Josefina de Leuchtenberg, esposa de Óscar I, en un retrato de 1835.

Josefina de Leuchtenberg, esposa de Óscar I, en un retrato de 1835.

Su liberalismo se manifestó en primer lugar en la prensa, cuyo control comenzó a ser menos estricto; se abolió el derecho a embargar los periódicos. Por otro lado, muy pronto, se estableció también una ayuda para los indigentes urbanos y se decretó la igualdad de los dos sexos en materia de sucesión. De todas formas, en esta época se reforzó el poder del Consejo Real, auténtico gabinete ministerial, y se ampliaron sus competencias.

El rey Óscar I creó una “autocracia liberal”, lo que, en definitiva, no era otra cosa que el despotismo ilustrado del Siglo de las Luces. Con sus actuaciones demostró que los temores de su padre eran infundados, y que el rey no era un genuino representante de los nuevos vientos liberales que corrian por todo el continente.
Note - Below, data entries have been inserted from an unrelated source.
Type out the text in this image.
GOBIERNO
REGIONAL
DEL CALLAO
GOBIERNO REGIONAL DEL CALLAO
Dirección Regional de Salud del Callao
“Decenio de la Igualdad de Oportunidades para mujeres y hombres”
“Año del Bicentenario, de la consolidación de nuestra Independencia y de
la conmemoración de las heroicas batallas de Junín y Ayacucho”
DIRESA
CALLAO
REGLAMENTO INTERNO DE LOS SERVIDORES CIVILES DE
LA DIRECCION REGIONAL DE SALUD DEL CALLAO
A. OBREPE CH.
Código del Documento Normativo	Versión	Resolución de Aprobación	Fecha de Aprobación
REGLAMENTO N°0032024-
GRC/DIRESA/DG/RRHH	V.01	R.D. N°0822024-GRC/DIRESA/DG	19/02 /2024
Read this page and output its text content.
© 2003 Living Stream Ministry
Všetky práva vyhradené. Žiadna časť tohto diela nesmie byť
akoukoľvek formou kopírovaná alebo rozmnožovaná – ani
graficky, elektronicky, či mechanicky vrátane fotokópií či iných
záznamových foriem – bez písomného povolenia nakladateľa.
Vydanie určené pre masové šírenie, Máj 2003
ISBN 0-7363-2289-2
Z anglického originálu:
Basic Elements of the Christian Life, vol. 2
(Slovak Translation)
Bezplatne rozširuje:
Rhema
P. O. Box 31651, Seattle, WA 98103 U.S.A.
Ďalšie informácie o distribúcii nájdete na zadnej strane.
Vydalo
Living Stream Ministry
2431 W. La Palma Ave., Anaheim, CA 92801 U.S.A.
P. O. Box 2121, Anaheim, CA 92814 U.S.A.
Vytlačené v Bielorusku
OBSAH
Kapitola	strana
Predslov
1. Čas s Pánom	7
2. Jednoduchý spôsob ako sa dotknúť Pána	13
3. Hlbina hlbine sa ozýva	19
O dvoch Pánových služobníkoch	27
Gustava Gyldenstolpe (Jaquette Löwenhielm), amante de Óscar I, en un grabado de 1824.

Gustava Gyldenstolpe (Jaquette Löwenhielm), amante de Óscar I, en un grabado de 1824.
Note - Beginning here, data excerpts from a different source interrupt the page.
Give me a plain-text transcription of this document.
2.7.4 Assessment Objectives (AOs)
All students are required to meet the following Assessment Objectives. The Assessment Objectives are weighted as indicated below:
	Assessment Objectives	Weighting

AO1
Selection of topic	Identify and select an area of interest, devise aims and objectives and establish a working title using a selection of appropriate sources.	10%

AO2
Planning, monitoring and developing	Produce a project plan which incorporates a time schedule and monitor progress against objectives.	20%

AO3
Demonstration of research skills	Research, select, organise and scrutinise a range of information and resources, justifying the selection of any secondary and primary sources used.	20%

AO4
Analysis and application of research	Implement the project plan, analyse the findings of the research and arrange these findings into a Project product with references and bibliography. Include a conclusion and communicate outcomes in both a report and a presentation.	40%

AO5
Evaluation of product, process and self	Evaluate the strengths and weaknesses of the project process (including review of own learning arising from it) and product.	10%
En cuentiones de política internacional, Óscar I deseaba construir una unidad territorial que fuera hegemónica en el espacio comprendido entre el mar Báltico y el océano Atlántico y que participara en la vida europea. Suecia, que basculaba entre Rusia y Gran Bretaña, intentaba desempeñar la labor de árbitro en este sector europeo. Lo consiguió momentáneamente al prometer a Dinamarca ayuda militar para la protección de los ducados de Schleswig y Holstein, frente a las apetencias territoriales de Prusia.

Sin embargo, la primera crisis de los ducados no concluyó bajo presión de Óscar I, sino más bien de los ingleses y los rusos. La presión rusa era más sensible que la de Gran Bretaña. La pérdida de Finlandia no se había olvidado por completo en Suecia. Cuando, en el año 1822, unos rebaños de renos noruegos se aproximaron hasta las inmediaciones del claustro de Boris-Glebb, en el territorio ártico de Petsamo, se provocó un conflicto que el rey concluyó en el año 1826, con la firma de un acuerdo con San Petersburgo, en el que se fijaban las fronteras definitivas del territorio.
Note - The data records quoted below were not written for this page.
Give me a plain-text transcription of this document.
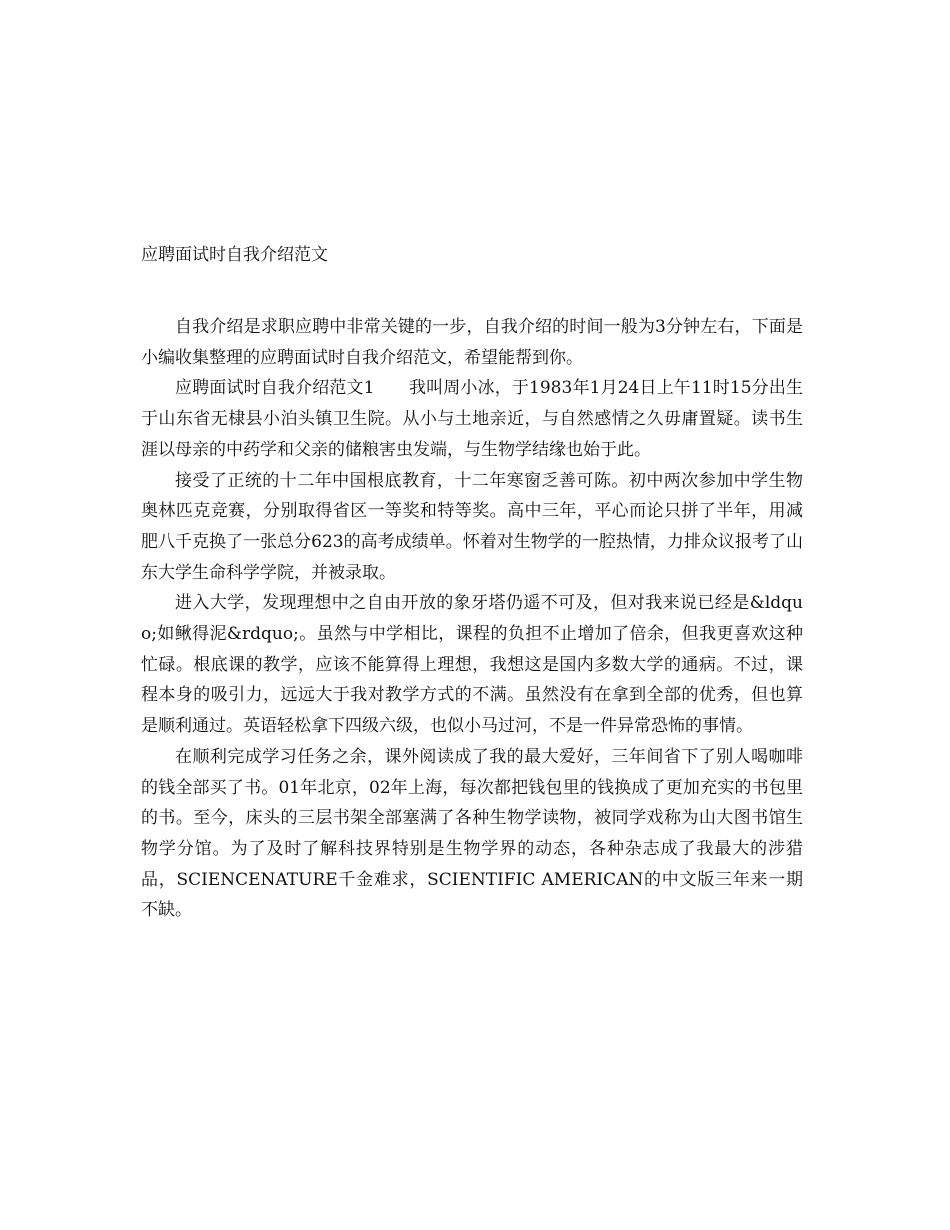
应聘面试时自我介绍范文

自我介绍是求职应聘中非常关键的一步，自我介绍的时间一般为3分钟左右，下面是小编收集整理的应聘面试时自我介绍范文，希望能帮到你。

应聘面试时自我介绍范文1　　我叫周小冰，于1983年1月24日上午11时15分出生于山东省无棣县小泊头镇卫生院。从小与土地亲近，与自然感情之久毋庸置疑。读书生涯以母亲的中药学和父亲的储粮害虫发端，与生物学结缘也始于此。

接受了正统的十二年中国根底教育，十二年寒窗乏善可陈。初中两次参加中学生物奥林匹克竞赛，分别取得省区一等奖和特等奖。高中三年，平心而论只拼了半年，用减肥八千克换了一张总分623的高考成绩单。怀着对生物学的一腔热情，力排众议报考了山东大学生命科学学院，并被录取。

进入大学，发现理想中之自由开放的象牙塔仍遥不可及，但对我来说已经是&ldquo;如鳅得泥&rdquo;。虽然与中学相比，课程的负担不止增加了倍余，但我更喜欢这种忙碌。根底课的教学，应该不能算得上理想，我想这是国内多数大学的通病。不过，课程本身的吸引力，远远大于我对教学方式的不满。虽然没有在拿到全部的优秀，但也算是顺利通过。英语轻松拿下四级六级，也似小马过河，不是一件异常恐怖的事情。

在顺利完成学习任务之余，课外阅读成了我的最大爱好，三年间省下了别人喝咖啡的钱全部买了书。01年北京，02年上海，每次都把钱包里的钱换成了更加充实的书包里的书。至今，床头的三层书架全部塞满了各种生物学读物，被同学戏称为山大图书馆生物学分馆。为了及时了解科技界特别是生物学界的动态，各种杂志成了我最大的涉猎品，SCIENCENATURE千金难求，SCIENTIFIC AMERICAN的中文版三年来一期不缺。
En el año 1852, Rusia cerró la frontera, e impidió, así, el desarrollo de las actividades pesqueras y de nomadismo. Esa limitada guerra fronteriza en las orillas del océano Ártico no tenía gran importancia por sí misma, pero era una espina más que alimentaba el resentimiento sueco contra Rusia. Suecia, pues, se enfrentaba a con ella, ya fuera en el extremo sur, a propósito de los ducados daneses, o en el extremo norte.

Pero será la guerra de Crimea (1853) la que brinde a Óscar I la oportunidad de aproximarse a Gran Bretaña. El monarca intentó entonces, siempre en vano, convertir a Suecia en una potencia mundial. Para ello, deseaba intervenir militarmente al lado de Gran Bretaña. La rapidez relativa con que se firmó la paz entre Gran Bretaña y Francia, por una parte, y Rusia por otra, y la indiferencia de Finlandia ante las iniciativas de Suecia, impidieron que Óscar I pudiera pasar a la acción. Sin embargo, Suecia consiguió en esa guerra la garantía de Francia y de gran Bretaña en aquellas cuestiones que pudieran enfrentarla a Rusia.

A partir 1857 el monarca padeció problemas mentales y fue incapacitado para ejercer el gobierno, y su hijo Carlos actuó como regente hasta la muerte de su padre.